A reportagem é de Heloísa Aruth Sturm e publicada pelo jornal O Estado de S. Paulo, 20-10-2012.
A mudança maior na UFF, com sede em Niterói, se dará no processo seletivo de 2013. Na primeira fase, utilizará o Sistema de Seleção Unificada (Sisu), por meio das notas obtidas no Exame Nacional do Ensino Médio (Enem) - sistema já adotado pela UFF no vestibular passado.
O Ministério da Educação (MEC) não obriga que o Enem seja utilizado como critério de admissão, afirmando que os resultados obtidos no Enem "poderão ser utilizados como critério de seleção para as vagas". Na segunda fase, a UFF planeja elaborar provas dissertativas específicas para cada área.
"Temos o padrão UFF e não podemos aceitar menos que isso. Independentemente da seleção nacional, tem de ter nosso padrão para dizer o perfil do aluno que queremos. E essa discussão vai ser para o ano que vem", afirmou Salles.
Requisitos
Segundo o reitor, a instituição planejava, para o vestibular deste ano, reservar 25% de suas vagas a estudantes oriundos de escolas públicas estaduais, com renda familiar de até 1,5 salário mínimo, mas sem critério racial. Agora, com a obrigatoriedade de seguir a lei federal, 22,5% das vagas serão destinadas a políticas afirmativas, porém com requisitos distintos.
A principal crítica da UFF à lei se refere à definição muito ampla de escola pública. Isso porque, ao enquadrar nesse quesito os colégios federais, como o Pedro II, militares, técnicos e de aplicação, como o CAP da Universidade Federal do Rio, cria uma desvantagem para os estudantes de escola estadual, já que tais instituições possuem tradicionalmente uma qualidade de ensino comparada aos melhores colégios particulares.

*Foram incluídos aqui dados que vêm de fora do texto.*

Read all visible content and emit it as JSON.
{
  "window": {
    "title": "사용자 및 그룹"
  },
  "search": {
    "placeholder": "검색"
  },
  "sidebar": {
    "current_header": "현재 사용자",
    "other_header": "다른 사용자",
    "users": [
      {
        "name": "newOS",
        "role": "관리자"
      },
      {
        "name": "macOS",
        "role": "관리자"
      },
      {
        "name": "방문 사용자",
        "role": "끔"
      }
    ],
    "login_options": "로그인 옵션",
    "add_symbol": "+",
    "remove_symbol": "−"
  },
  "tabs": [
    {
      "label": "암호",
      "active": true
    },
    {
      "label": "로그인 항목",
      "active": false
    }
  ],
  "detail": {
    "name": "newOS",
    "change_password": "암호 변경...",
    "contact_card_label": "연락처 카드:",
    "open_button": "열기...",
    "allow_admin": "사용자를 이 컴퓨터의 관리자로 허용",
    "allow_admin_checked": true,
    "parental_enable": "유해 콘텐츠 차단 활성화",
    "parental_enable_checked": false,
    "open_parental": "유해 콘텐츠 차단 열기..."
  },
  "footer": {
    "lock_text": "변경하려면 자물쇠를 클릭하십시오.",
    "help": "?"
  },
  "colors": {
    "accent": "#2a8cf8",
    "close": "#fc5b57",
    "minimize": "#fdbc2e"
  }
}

Mas a reitoria também se preocupa com os impactos financeiros e administrativos que as novas regras podem causar. "Vamos ter de montar toda uma logística de técnicos e assistentes sociais. Criam a lei, não preveem mais recursos, e vamos ter despesas para criar uma equipe multidisciplinar para fazer essa seleção", diz o reitor.

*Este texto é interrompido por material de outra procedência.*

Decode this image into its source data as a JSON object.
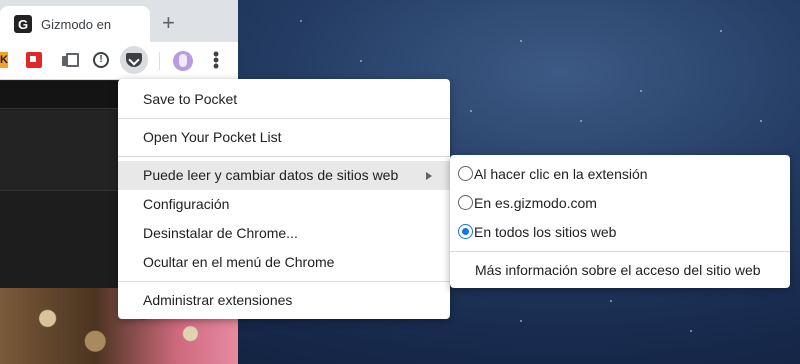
{
  "browser": {
    "tab": {
      "favicon_letter": "G",
      "title": "Gizmodo en E",
      "close_glyph": "×"
    },
    "new_tab_glyph": "+",
    "toolbar": {
      "extension_k_glyph": "K",
      "info_glyph": "!",
      "menu_glyph": "⋮",
      "icons": [
        "keepa-icon",
        "flipboard-icon",
        "copy-icon",
        "info-icon",
        "pocket-icon",
        "profile-avatar",
        "chrome-menu-icon"
      ]
    }
  },
  "context_menu": {
    "items": [
      {
        "label": "Save to Pocket"
      },
      {
        "label": "Open Your Pocket List"
      },
      {
        "label": "Puede leer y cambiar datos de sitios web",
        "has_submenu": true
      },
      {
        "label": "Configuración"
      },
      {
        "label": "Desinstalar de Chrome..."
      },
      {
        "label": "Ocultar en el menú de Chrome"
      },
      {
        "label": "Administrar extensiones"
      }
    ]
  },
  "submenu": {
    "options": [
      {
        "label": "Al hacer clic en la extensión",
        "checked": false
      },
      {
        "label": "En es.gizmodo.com",
        "checked": false
      },
      {
        "label": "En todos los sitios web",
        "checked": true
      }
    ],
    "more_info": "Más información sobre el acceso del sitio web"
  },
  "colors": {
    "accent": "#1a73e8",
    "desktop_bg": "#1e355c",
    "menu_bg": "#ffffff",
    "hover_bg": "#e8e8e9"
  }
}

Salles também reclama da falta de verba suficiente para as aulas de reforço e para o Programa Nacional de Assistência Estudantil (Pnaes), que concede auxílio financeiro a esses alunos - medidas que podem diminuir a evasão escolar.
O edital estabelecendo as novas regras do processo seletivo deste ano na UFF será publicado em novembro.
'Em nenhum momento fui convidado a opinar'
Eis a entrevista com o reitor da UFF.
Por que o senhor discorda dos critérios estabelecidos pela nova Lei de Cotas?
Acho que há um erro original, que é estabelecer o conceito de colégio público. Isso exacerba e deixa sem nenhuma chance os alunos de escola estadual. E, com a nossa política afirmativa, nós temos colocado pessoas muitos pobres na universidade, independentemente da cor da pele. Não acho que essa divisão do governo seja mais inclusiva que o que nós estamos fazendo. Do meu ponto de vista, quando se fala em pobreza, é mais inclusivo que essa lei de cotas raciais. E a questão de se autodeclarar negro ou pardo traz problemas. Já houve caso de seleção de dois irmãos gêmeos em que um não foi aceito. E tem gente que é branco, mas pode se aproveitar e dizer que lá atrás tem um pouco de sangue africano.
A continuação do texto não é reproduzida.